Creating a Business Plan
The decision to create a business plan is an important one, whether you are starting a new business or growing an established one. A solid business plan is fundamental to long-term business success.
It serves two main purposes:
- It acts as a roadmap for your business.
- It is a tool that helps you obtain outside financing.
While the phrase “creating a business plan” may conjure up feelings of trepidation and dread, it will not be as difficult if you break your business plan down into its more essential parts.
Why Do You Need a Business Plan?
Benjamin Franklin said it best: “If you fail to plan, you are planning to fail.” While a business plan will not guarantee success, failing to have one almost guarantees that you will not find the success you seek.
Remember the roadmap analogy? It is an accurate one to consider. The first thing you need to do before creating the roadmap, though, is to figure out where you are heading.
In order to do that, you should ask yourself four simple questions.
- How do you want your business to look in one year?
- How would you like it to look in three years?
- Where do you want to see your business going in five years?
- What would you like to have accomplished by your tenth year in business?
Seek the answers to those questions, keeping in mind profits, revenues, expansion, growth and other critical drivers and metrics for your business.
What Does a Business Plan Include?
In order to build the roadmap to reach your intended business destinations in a timely manner, you must include key pieces of information and analysis in your plan. The many moving parts of running your business become the fundamental building blocks of your long-term business plan. Consider each of them a pit stop along the road to business success.
Your business concept is a summation of your company in a few concise and simple sentences. It should clearly communicate the idea, design or value proposition behind your business so that a customer, investor or potential partner can quickly grasp what you will do and the value it will provide. Keep the concept statement to one paragraph.
Your business strategy provides the detail on how you will execute the business concept. It describes your industry, explains your product or service, and the critical factors that will drive your business success. Those factors might include such things as your management team, operational plans or cost advantages.

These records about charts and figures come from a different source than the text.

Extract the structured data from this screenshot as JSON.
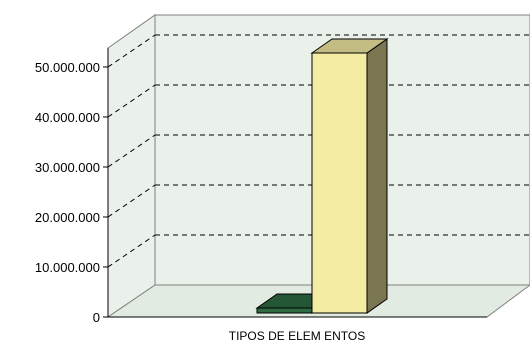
{
  "chart_data": {
    "type": "bar",
    "style": "3d",
    "xlabel": "TIPOS DE ELEM ENTOS",
    "ylim": [
      0,
      50000000
    ],
    "y_ticks": [
      "0",
      "10.000.000",
      "20.000.000",
      "30.000.000",
      "40.000.000",
      "50.000.000"
    ],
    "grid": true,
    "series": [
      {
        "color": "#2e6b43",
        "values": [
          1000000
        ]
      },
      {
        "color": "#f5eca4",
        "values": [
          52000000
        ]
      }
    ],
    "colors": {
      "wall": "#eaf1ea",
      "floor": "#e2ebe2",
      "grid": "#000000"
    }
  }
}
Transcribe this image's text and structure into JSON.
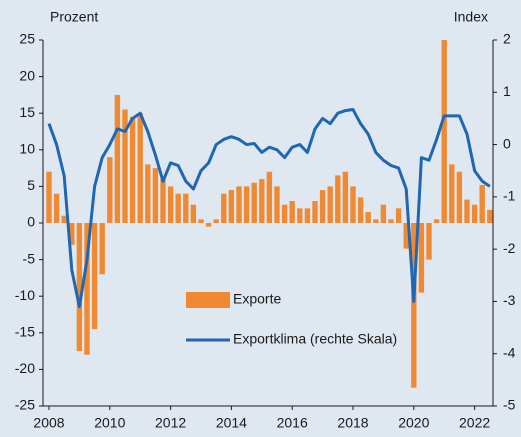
{
  "chart_data": {
    "type": "bar",
    "ylabel": "Prozent",
    "y2label": "Index",
    "categories": [
      "2008",
      null,
      null,
      null,
      null,
      null,
      null,
      null,
      "2010",
      null,
      null,
      null,
      null,
      null,
      null,
      null,
      "2012",
      null,
      null,
      null,
      null,
      null,
      null,
      null,
      "2014",
      null,
      null,
      null,
      null,
      null,
      null,
      null,
      "2016",
      null,
      null,
      null,
      null,
      null,
      null,
      null,
      "2018",
      null,
      null,
      null,
      null,
      null,
      null,
      null,
      "2020",
      null,
      null,
      null,
      null,
      null,
      null,
      null,
      "2022",
      null,
      null
    ],
    "series": [
      {
        "name": "Exporte",
        "type": "bar",
        "color": "#f08a32",
        "values": [
          7,
          4,
          1,
          -3,
          -17.5,
          -18,
          -14.5,
          -7,
          9,
          17.5,
          15.5,
          14.5,
          15,
          8,
          7.5,
          6,
          5,
          4,
          4,
          2.5,
          0.5,
          -0.5,
          0.5,
          4,
          4.5,
          5,
          5,
          5.5,
          6,
          7,
          5,
          2.5,
          3,
          2,
          2,
          3,
          4.5,
          5,
          6.5,
          7,
          5,
          3.5,
          1.5,
          0.5,
          2.5,
          0.5,
          2,
          -3.5,
          -22.5,
          -9.5,
          -5,
          0.5,
          25,
          8,
          7,
          3.2,
          2.5,
          5.2,
          1.8
        ]
      },
      {
        "name": "Exportklima (rechte Skala)",
        "type": "line",
        "axis": "y2",
        "color": "#1f67b1",
        "values": [
          0.4,
          0,
          -0.6,
          -2.4,
          -3.1,
          -2.2,
          -0.8,
          -0.25,
          0,
          0.3,
          0.25,
          0.5,
          0.6,
          0.25,
          -0.2,
          -0.7,
          -0.35,
          -0.4,
          -0.7,
          -0.85,
          -0.5,
          -0.35,
          0,
          0.1,
          0.15,
          0.1,
          0,
          0.02,
          -0.15,
          -0.05,
          -0.1,
          -0.25,
          -0.05,
          0,
          -0.15,
          0.3,
          0.5,
          0.4,
          0.6,
          0.65,
          0.67,
          0.4,
          0.2,
          -0.15,
          -0.3,
          -0.4,
          -0.45,
          -0.85,
          -3.0,
          -0.25,
          -0.3,
          0.1,
          0.55,
          0.55,
          0.55,
          0.2,
          -0.5,
          -0.7,
          -0.8
        ]
      }
    ],
    "ylim": [
      -25,
      25
    ],
    "yticks": [
      -25,
      -20,
      -15,
      -10,
      -5,
      0,
      5,
      10,
      15,
      20,
      25
    ],
    "y2lim": [
      -5,
      2
    ],
    "y2ticks": [
      -5,
      -4,
      -3,
      -2,
      -1,
      0,
      1,
      2
    ]
  }
}
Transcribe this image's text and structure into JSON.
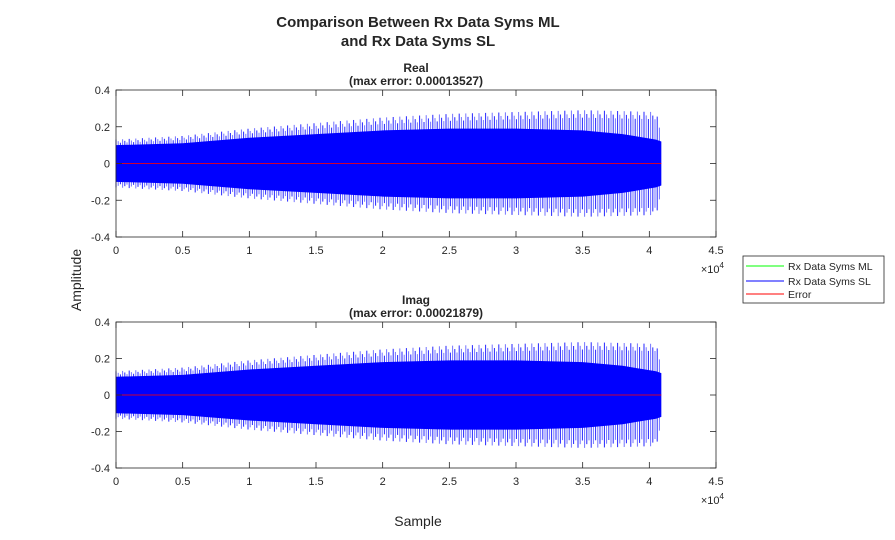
{
  "chart_data": {
    "type": "line",
    "title": [
      "Comparison Between Rx Data Syms ML",
      "and Rx Data Syms SL"
    ],
    "ylabel": "Amplitude",
    "xlabel": "Sample",
    "x_exponent_label": "×10",
    "x_exponent": "4",
    "legend": {
      "placement": "right",
      "entries": [
        {
          "name": "Rx Data Syms ML",
          "color": "#00ff00"
        },
        {
          "name": "Rx Data Syms SL",
          "color": "#0000ff"
        },
        {
          "name": "Error",
          "color": "#ff0000"
        }
      ]
    },
    "subplots": [
      {
        "title": "Real",
        "subtitle": "(max error: 0.00013527)",
        "xlim": [
          0,
          45000
        ],
        "ylim": [
          -0.4,
          0.4
        ],
        "xticks": [
          0,
          5000,
          10000,
          15000,
          20000,
          25000,
          30000,
          35000,
          40000,
          45000
        ],
        "xtick_labels": [
          "0",
          "0.5",
          "1",
          "1.5",
          "2",
          "2.5",
          "3",
          "3.5",
          "4",
          "4.5"
        ],
        "yticks": [
          -0.4,
          -0.2,
          0,
          0.2,
          0.4
        ],
        "ytick_labels": [
          "-0.4",
          "-0.2",
          "0",
          "0.2",
          "0.4"
        ],
        "signal_envelope": {
          "x": [
            0,
            5000,
            10000,
            15000,
            20000,
            25000,
            30000,
            35000,
            38000,
            40500,
            40900
          ],
          "peak": [
            0.13,
            0.15,
            0.19,
            0.22,
            0.25,
            0.27,
            0.28,
            0.29,
            0.285,
            0.28,
            0.17
          ],
          "core": [
            0.1,
            0.11,
            0.14,
            0.16,
            0.18,
            0.19,
            0.19,
            0.18,
            0.16,
            0.13,
            0.12
          ]
        },
        "error_value": 0
      },
      {
        "title": "Imag",
        "subtitle": "(max error: 0.00021879)",
        "xlim": [
          0,
          45000
        ],
        "ylim": [
          -0.4,
          0.4
        ],
        "xticks": [
          0,
          5000,
          10000,
          15000,
          20000,
          25000,
          30000,
          35000,
          40000,
          45000
        ],
        "xtick_labels": [
          "0",
          "0.5",
          "1",
          "1.5",
          "2",
          "2.5",
          "3",
          "3.5",
          "4",
          "4.5"
        ],
        "yticks": [
          -0.4,
          -0.2,
          0,
          0.2,
          0.4
        ],
        "ytick_labels": [
          "-0.4",
          "-0.2",
          "0",
          "0.2",
          "0.4"
        ],
        "signal_envelope": {
          "x": [
            0,
            5000,
            10000,
            15000,
            20000,
            25000,
            30000,
            35000,
            38000,
            40500,
            40900
          ],
          "peak": [
            0.13,
            0.15,
            0.19,
            0.22,
            0.25,
            0.27,
            0.28,
            0.29,
            0.285,
            0.28,
            0.17
          ],
          "core": [
            0.1,
            0.11,
            0.14,
            0.16,
            0.18,
            0.19,
            0.19,
            0.18,
            0.16,
            0.13,
            0.12
          ]
        },
        "error_value": 0
      }
    ]
  }
}
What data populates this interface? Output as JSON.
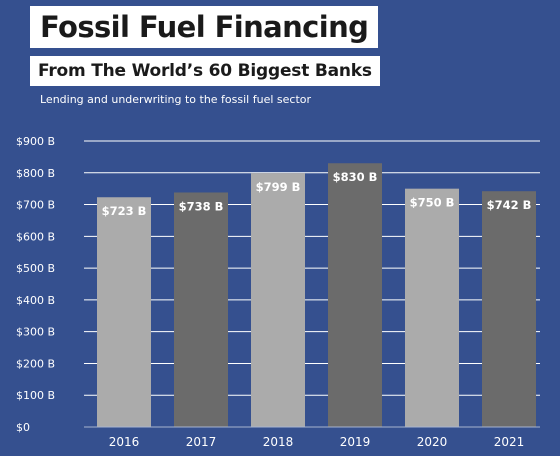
{
  "header": {
    "title": "Fossil Fuel Financing",
    "subtitle": "From The World’s 60 Biggest Banks",
    "caption": "Lending and underwriting to the fossil fuel sector"
  },
  "colors": {
    "background": "#35508f",
    "bar_light": "#ababab",
    "bar_dark": "#6b6b6b",
    "gridline": "#ffffff",
    "text": "#ffffff"
  },
  "chart_data": {
    "type": "bar",
    "categories": [
      "2016",
      "2017",
      "2018",
      "2019",
      "2020",
      "2021"
    ],
    "values": [
      723,
      738,
      799,
      830,
      750,
      742
    ],
    "data_labels": [
      "$723 B",
      "$738 B",
      "$799 B",
      "$830 B",
      "$750 B",
      "$742 B"
    ],
    "y_ticks": [
      0,
      100,
      200,
      300,
      400,
      500,
      600,
      700,
      800,
      900
    ],
    "y_tick_labels": [
      "$0",
      "$100 B",
      "$200 B",
      "$300 B",
      "$400 B",
      "$500 B",
      "$600 B",
      "$700 B",
      "$800 B",
      "$900 B"
    ],
    "ylim": [
      0,
      900
    ],
    "grid": true,
    "bar_colors": [
      "#ababab",
      "#6b6b6b",
      "#ababab",
      "#6b6b6b",
      "#ababab",
      "#6b6b6b"
    ]
  }
}
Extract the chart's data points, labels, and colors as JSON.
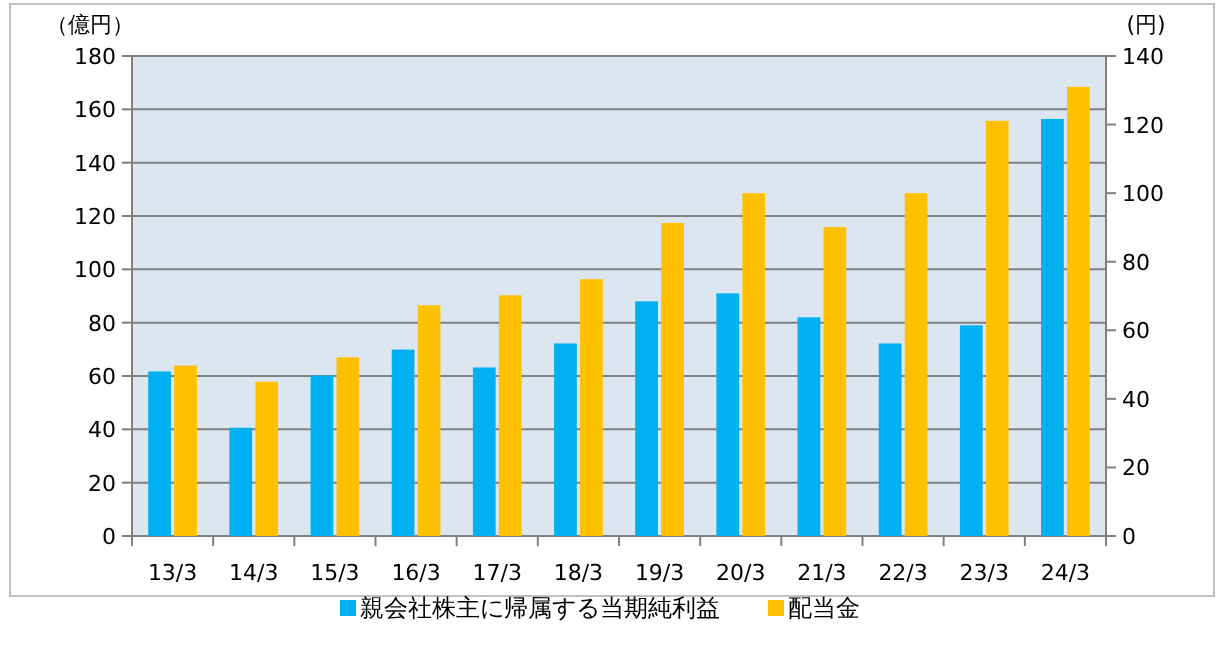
{
  "chart_data": {
    "type": "bar",
    "ylabel": "（億円）",
    "y2label": "(円)",
    "categories": [
      "13/3",
      "14/3",
      "15/3",
      "16/3",
      "17/3",
      "18/3",
      "19/3",
      "20/3",
      "21/3",
      "22/3",
      "23/3",
      "24/3"
    ],
    "series": [
      {
        "name": "親会社株主に帰属する当期純利益",
        "color": "#00b0f0",
        "values": [
          61.7,
          40.6,
          60.2,
          69.9,
          63.2,
          72.2,
          88.0,
          91.0,
          82.0,
          72.2,
          79.0,
          156.4
        ]
      },
      {
        "name": "配当金",
        "color": "#ffc000",
        "axis": "y2",
        "values": [
          49.7,
          45.0,
          52.1,
          67.3,
          70.2,
          74.9,
          91.3,
          100.0,
          90.1,
          100.0,
          121.1,
          131.0
        ]
      }
    ],
    "ylim": [
      0,
      180
    ],
    "yticks": [
      0,
      20,
      40,
      60,
      80,
      100,
      120,
      140,
      160,
      180
    ],
    "y2lim": [
      0,
      140
    ],
    "y2ticks": [
      0,
      20,
      40,
      60,
      80,
      100,
      120,
      140
    ],
    "grid": "y",
    "legend": "bottom"
  }
}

In essence, it is an executive summary that explains why your business is uniquely suited to succeed.
Specific things you should consider while creating the strategy section of your plan include:
- Products or services offered now.
- Products or services to offer in the future.
- The size of the market.
- How the market is changing.
- Industry trends.
In the market analysis section of your plan, you need to explore the ins and outs of your potential customers or markets.
- Who are they?
- Where are they?
- What motivates them to buy the items or services you offer?
- What do they want or need from you?
- How are you going to attract new customers?
- What do you plan to do to keep them coming back?
Most importantly, though, is to answer this one question: “How are you profitably going to meet the needs of your target customer?”
In order to be complete, your marketplace analysis must pay attention to your competitors. This is necessary whether you are an established business looking to expand or a new business interested in taking business away from other established businesses in the area.
Questions to ask yourself here, include:
- How is your business going to succeed in a market that is already being sufficiently served by another business in your industry?
- Is there sufficient demand to bring another business into the market or expand your existing business?
This section of your business plan will look at the financial aspects of your business. As a new business you will need to include:
- Break-even analysis.
- Financial ratio calculations.
- Internal and external funding requirements.
- Projected revenues and profits over one, three, and five-year terms.
Don’t forget to include plans for assets the business needs to acquire and the costs of the marketing plan the business intends to follow coming out of the gate.
Existing businesses need to include cash flow statements, balance sheets, and pro-forma income statements, for example.
Keep in mind, you should provide information that will assist potential lenders (banks and credit unions) and investors in approving loans or green-lighting investments in your business.
Maintaining Your Business Plan
You should not just write a business plan and place it in a drawer. To get the most benefit from it, it should be a dynamic evolving plan. You must adjust your plan as necessary with changing markets, new product concepts, evolving technology, need for additional financing, and goal achievements, just to name a few. An old business plan may not reflect reality any longer, so be sure to revisit your business plan periodically. Having a update checklist helps you to do just that.
In the beginning, making a business plan may seem like a onerous task. It can be simpler if you break it down into its individual components. Once you have a plan in place, you will begin to see the effectiveness of how such a simple business tool can take the guesswork out of starting a business or growing one.